Semiannual screening was associated with an almost 30% increase in the proportion of recurrences detected

in stages 0 or 1 compared with annual follow-up, according to a presentation here at the American

Roentgen Ray Society meeting.

Additionally, recurrences detected by more frequent mammograms tended to be 25% smaller, according to

Vignesh Arasu, MD, of the University of California San Francisco, and colleagues. "Our results are not definitive proof that more frequent mammographic surveillance will improve outcomes, but they do suggest that these women may need to be treated differently from women in the general population who have average risk," Arasu said in an interview.

Between 10% and 20% of breast cancer patients have recurrences or new primary tumors in the ipsilateral breast after lumpectomy. Recurrent disease increases the risk of breast cancer mortality by as much as 300% compared with the initial tumor, said Arasu.

The optimal frequency of mammographic follow-up after lumpectomy has not been determined, although many patients have annual mammography.

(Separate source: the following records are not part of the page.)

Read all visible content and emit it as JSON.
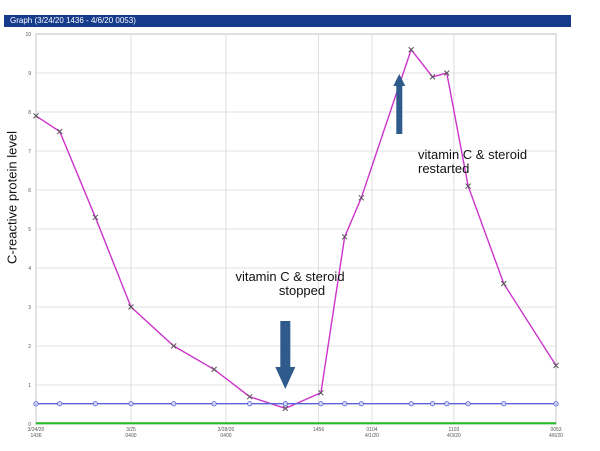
{
  "window": {
    "title": "Graph (3/24/20 1436 - 4/6/20 0053)"
  },
  "chart_data": {
    "type": "line",
    "title": "",
    "xlabel": "",
    "ylabel": "C-reactive protein level",
    "ylim": [
      0,
      10
    ],
    "yticks": [
      "0",
      "1",
      "2",
      "3",
      "4",
      "5",
      "6",
      "7",
      "8",
      "9",
      "10"
    ],
    "grid": true,
    "xticks": [
      {
        "x": 0,
        "label": "3/24/20\n1436"
      },
      {
        "x": 4,
        "label": "3/25\n0400"
      },
      {
        "x": 8,
        "label": "3/28/20\n0400"
      },
      {
        "x": 11.9,
        "label": "1456"
      },
      {
        "x": 14.15,
        "label": "0104\n4/1/20"
      },
      {
        "x": 17.6,
        "label": "1103\n4/3/20"
      },
      {
        "x": 21.9,
        "label": "0053\n4/6/20"
      }
    ],
    "series": [
      {
        "color": "#cc33cc",
        "marker": "x",
        "points": [
          {
            "x": 0,
            "y": 7.9
          },
          {
            "x": 1,
            "y": 7.5
          },
          {
            "x": 2.5,
            "y": 5.3
          },
          {
            "x": 4,
            "y": 3.0
          },
          {
            "x": 5.8,
            "y": 2.0
          },
          {
            "x": 7.5,
            "y": 1.4
          },
          {
            "x": 9,
            "y": 0.7
          },
          {
            "x": 10.5,
            "y": 0.4
          },
          {
            "x": 12,
            "y": 0.8
          },
          {
            "x": 13,
            "y": 4.8
          },
          {
            "x": 13.7,
            "y": 5.8
          },
          {
            "x": 15.8,
            "y": 9.6
          },
          {
            "x": 16.7,
            "y": 8.9
          },
          {
            "x": 17.3,
            "y": 9.0
          },
          {
            "x": 18.2,
            "y": 6.1
          },
          {
            "x": 19.7,
            "y": 3.6
          },
          {
            "x": 21.9,
            "y": 1.5
          }
        ]
      },
      {
        "color": "#5a62d8",
        "marker": "circle",
        "points": [
          {
            "x": 0,
            "y": 0.52
          },
          {
            "x": 1,
            "y": 0.52
          },
          {
            "x": 2.5,
            "y": 0.52
          },
          {
            "x": 4,
            "y": 0.52
          },
          {
            "x": 5.8,
            "y": 0.52
          },
          {
            "x": 7.5,
            "y": 0.52
          },
          {
            "x": 9,
            "y": 0.52
          },
          {
            "x": 10.5,
            "y": 0.52
          },
          {
            "x": 12,
            "y": 0.52
          },
          {
            "x": 13,
            "y": 0.52
          },
          {
            "x": 13.7,
            "y": 0.52
          },
          {
            "x": 15.8,
            "y": 0.52
          },
          {
            "x": 16.7,
            "y": 0.52
          },
          {
            "x": 17.3,
            "y": 0.52
          },
          {
            "x": 18.2,
            "y": 0.52
          },
          {
            "x": 19.7,
            "y": 0.52
          },
          {
            "x": 21.9,
            "y": 0.52
          }
        ]
      },
      {
        "color": "#22bb22",
        "marker": "none",
        "points": [
          {
            "x": 0,
            "y": 0.02
          },
          {
            "x": 21.9,
            "y": 0.02
          }
        ]
      }
    ],
    "annotations": [
      {
        "line1": "vitamin C & steroid",
        "line2": "stopped",
        "arrow": "down",
        "x": 10.5,
        "arrow_color": "#2f5a8c"
      },
      {
        "line1": "vitamin C & steroid",
        "line2": "restarted",
        "arrow": "up",
        "x": 15.3,
        "arrow_color": "#2f5a8c"
      }
    ]
  }
}
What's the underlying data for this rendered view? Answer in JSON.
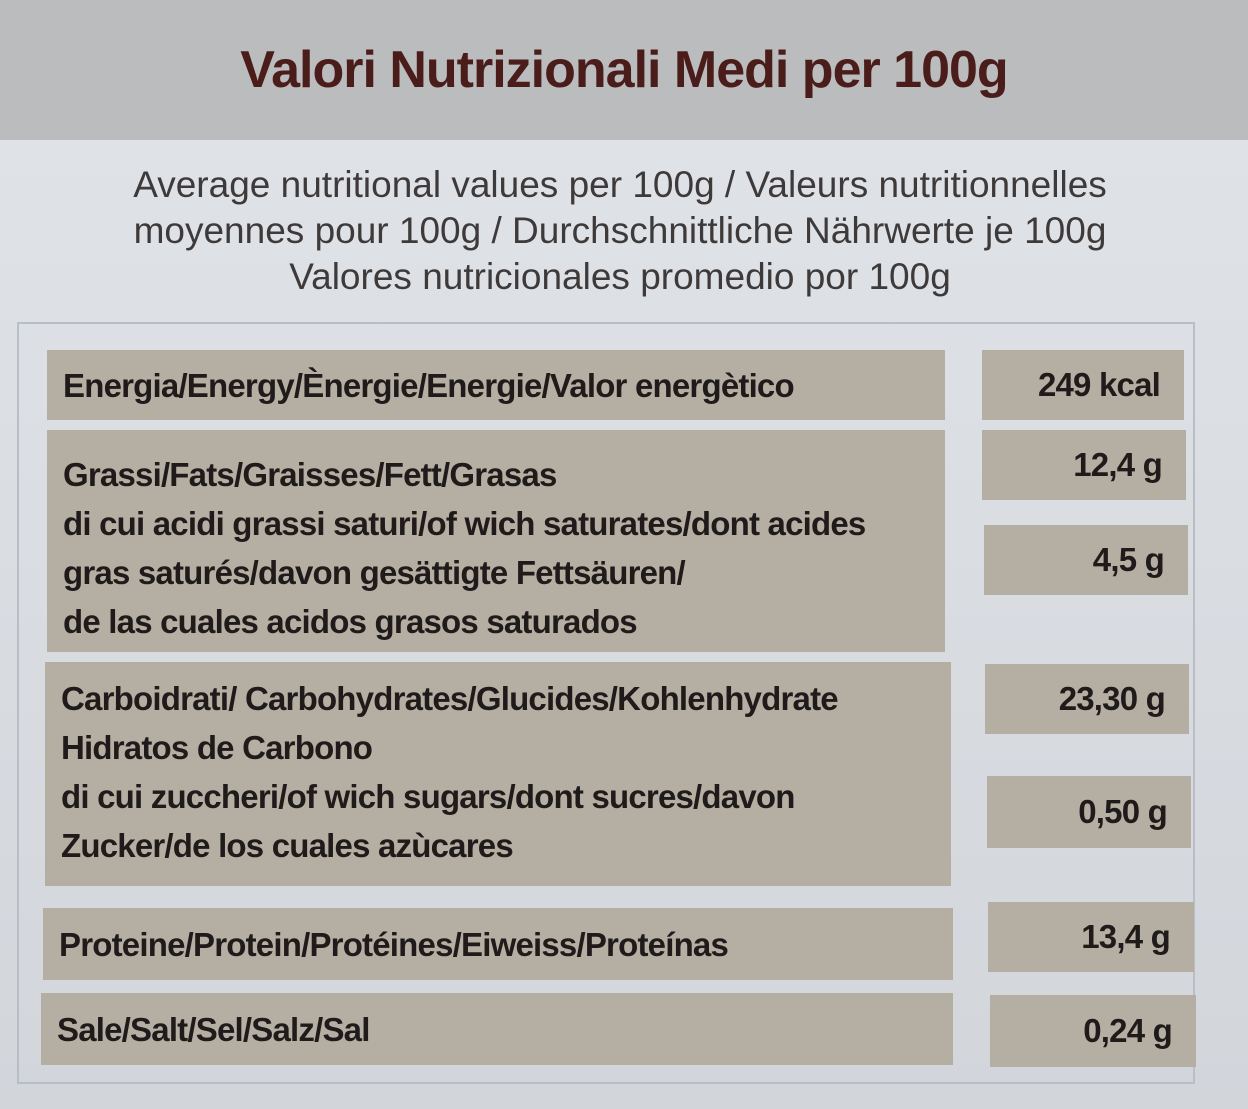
{
  "title": "Valori Nutrizionali Medi per 100g",
  "subtitle": [
    "Average nutritional values per 100g / Valeurs nutritionnelles",
    "moyennes pour 100g / Durchschnittliche Nährwerte je 100g",
    "Valores nutricionales promedio por 100g"
  ],
  "rows": {
    "energy": {
      "label": [
        "Energia/Energy/Ènergie/Energie/Valor energètico"
      ],
      "value": "249 kcal"
    },
    "fats": {
      "label": [
        "Grassi/Fats/Graisses/Fett/Grasas",
        "di cui acidi grassi saturi/of wich saturates/dont acides",
        "gras saturés/davon gesättigte Fettsäuren/",
        "de las cuales acidos grasos saturados"
      ],
      "value": "12,4 g",
      "sub_value": "4,5 g"
    },
    "carbs": {
      "label": [
        "Carboidrati/ Carbohydrates/Glucides/Kohlenhydrate",
        "Hidratos de Carbono",
        "di cui zuccheri/of wich sugars/dont sucres/davon",
        "Zucker/de los cuales azùcares"
      ],
      "value": "23,30 g",
      "sub_value": "0,50 g"
    },
    "protein": {
      "label": [
        "Proteine/Protein/Protéines/Eiweiss/Proteínas"
      ],
      "value": "13,4 g"
    },
    "salt": {
      "label": [
        "Sale/Salt/Sel/Salz/Sal"
      ],
      "value": "0,24 g"
    }
  },
  "colors": {
    "title_band": "#bbbcbe",
    "title_text": "#4a1d1a",
    "cell_fill": "#b5aea2",
    "background": "#dcdfe3"
  }
}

"Most national organizations recommend annual mammograms beginning at age 40 for average-risk women," said Arasu. "Women who have been treated for cancer have a much higher risk of breast cancer than the general population. It makes no sense that they would follow the same mammography schedule as women with no history of breast cancer."

To examine the influence of mammogram frequency on outcomes, Arasu and colleagues reviewed the experience with their institution's post-lumpectomy surveillance protocol, which calls for semiannual mammography of the ipsilateral breast for the first five years after breast-conserving surgery.

Investigators reviewed records on patients who had conservative breast cancer surgery from 1997 through 2008. Mammography intervals of four to nine months were considered adherent with the institutional protocol, and intervals of nine months or more were considered nonadherent.

The primary outcome was mammographically identified ipsilateral breast cancer.

The analysis included 10,750 mammography examinations in 2,329 patients. Abnormalities were identified in 158 (1.5%) of the mammograms, leading to detection of 114 cancers and a positive biopsy rate of 72%.

The mammographic examinations consisted of 7,140 (84.8%) exams that met criteria for compliance and 1,281 judged to be noncompliant, including 1,065 that investigators considered representative of annual surveillance.

Arasu reported that 94% of cancers detected by semiannual surveillance mammography were stage 0 or 1 compared with 73% of cancers detected by annual mammography (P=0.021). The overall rates of earlystage disease included 90% versus 64% stage 1 (P=0.036) and 78% versus 53% minimal disease (P=0.059).

Semiannual mammography detected tumors that had a median size of 11.7 mm compared with 15.3 mm for annual surveillance (P=0.148). Additionally, 98% of new cancers identified by semiannual surveillance were node negative compared with 91% of cancers identified by annual surveillance (P=0.276).

"Obviously, the outcome of greatest interest is survival, but that takes many years of follow-up in thousands of women to assess," Arasu told MedPage Today. "What we can do is look at predictors of survival. One of the predictors is the size or stage of the cancer recurrence, just as it is in primary breast cancer. The bigger the recurrent tumor, the worse the outcome is. Our results sort of imply what the outcomes are."

Arasu reported no disclosures.

Primary source: American Roentgen Ray Society Source reference: Arasu V, et al "Outcomes analysis of

semiannual ipsilateral mammography surveillance following breast conservation therapy: 12-year

experience" ARRS 2010; Abstract 109.